Analysing how they can make processes more efficient has led Indian businesses to increasingly adopt AI in the enterprise across different verticals. Products and services are being rebuilt with the integration of AI with the objective of creating a better experience for end consumers. All this has driven the demand for professionals skilled in AI-based technologies.
“Growing by 80%, we see AI is no longer in a hype stage and has observably entered the period of real productivity,” says a report titled The Hitchhiker’s Guide to Artificial Intelligence 2019- 2020 made in collaboration with Great Learning and AIM.
The Artificial Intelligence industry in India is currently estimated to be $415 million annually in revenues, up from $230 million a year ago. Presently, over 3,000 companies in India including TCS and Infosys claim to work on AI in some form or the other which includes a small number of companies that are into products and a larger chunk offering either offshore, recruitment and training services. In fact, India accounts for just 12% of global analytics companies. In 2018, Indian companies accounted for 8% of the global share, which indicates a noteworthy growth.

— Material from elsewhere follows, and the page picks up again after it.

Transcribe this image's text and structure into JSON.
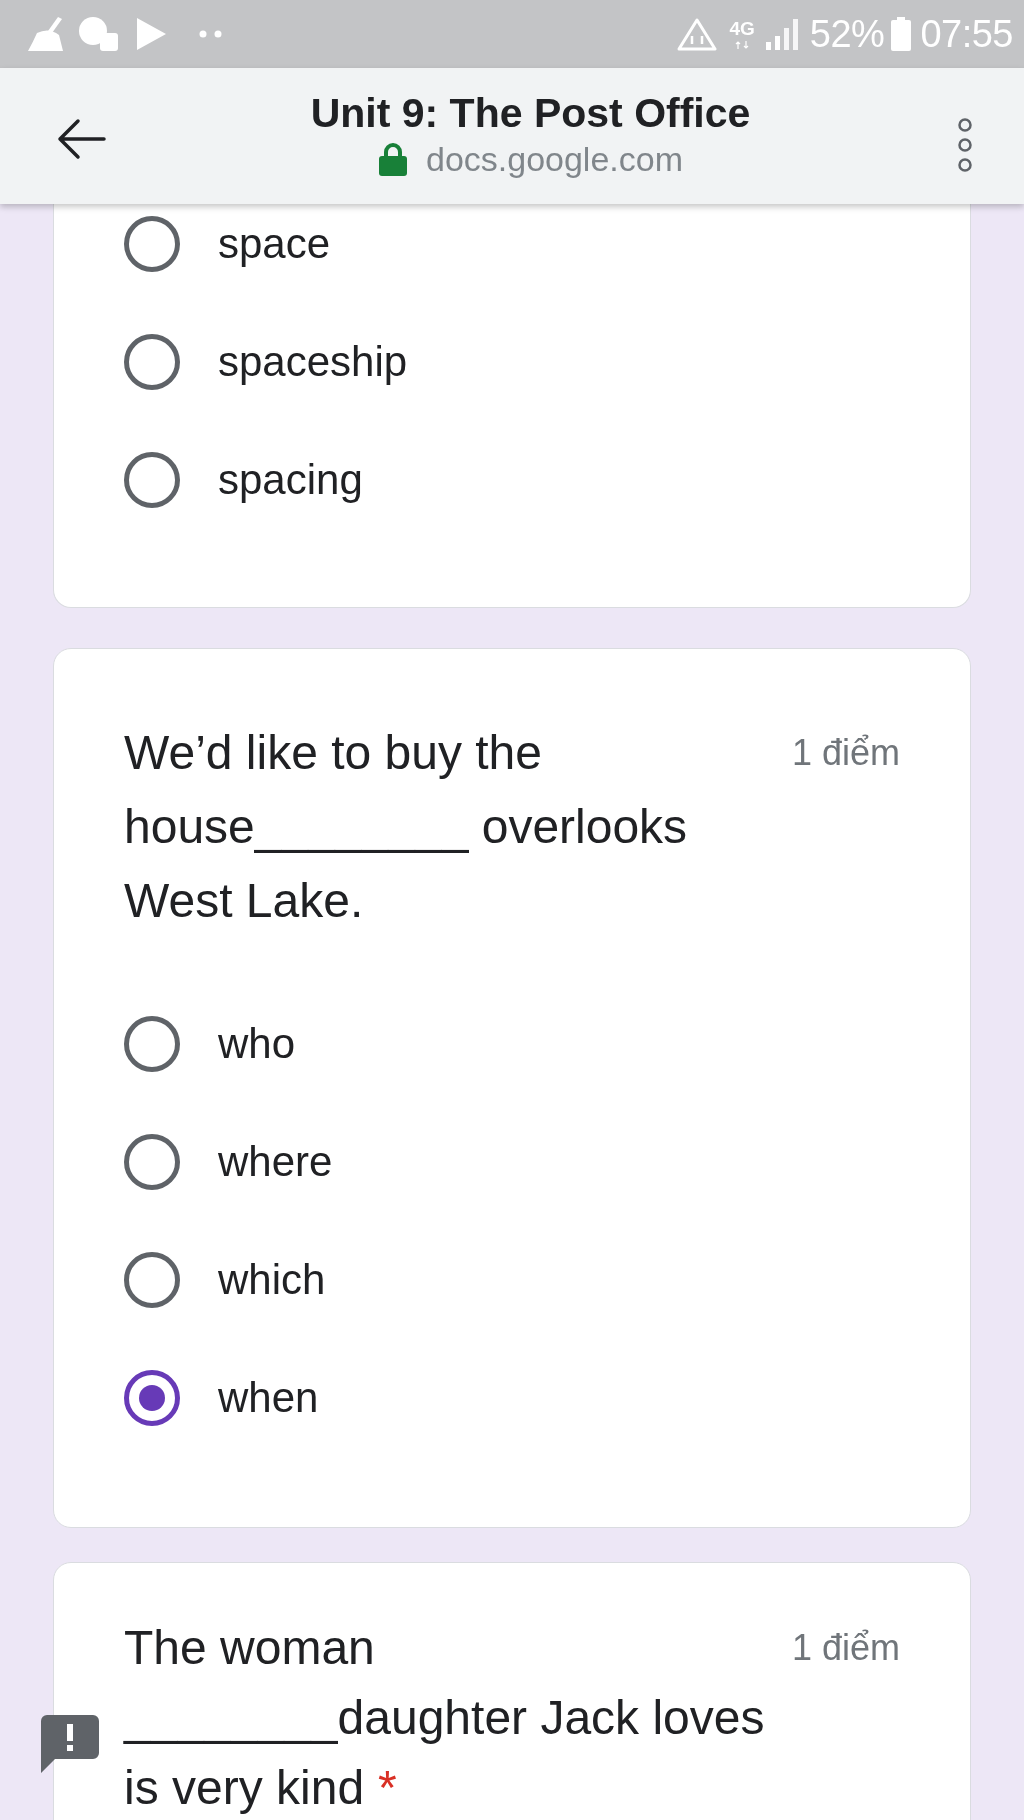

“In India, the government push is towards AI applications that have social benefits like health care, education and agriculture. The direct financial impact of these sectors is massive, but the government seems to be focused first on improving the health and well-being of its citizens,” writes Raghav Bharadwaj in the article, Artificial Intelligence in India – Opportunities, Risks, and Future Potential (https://emerj.com/). “India could become the hub for data cleaning around the world. The IT services industry could easily transition into human-trainers of AI, a need that already exists (as evidenced by Figure Eight, Clickworker, Gengo.ai, and other players in the human-assisted AI training market).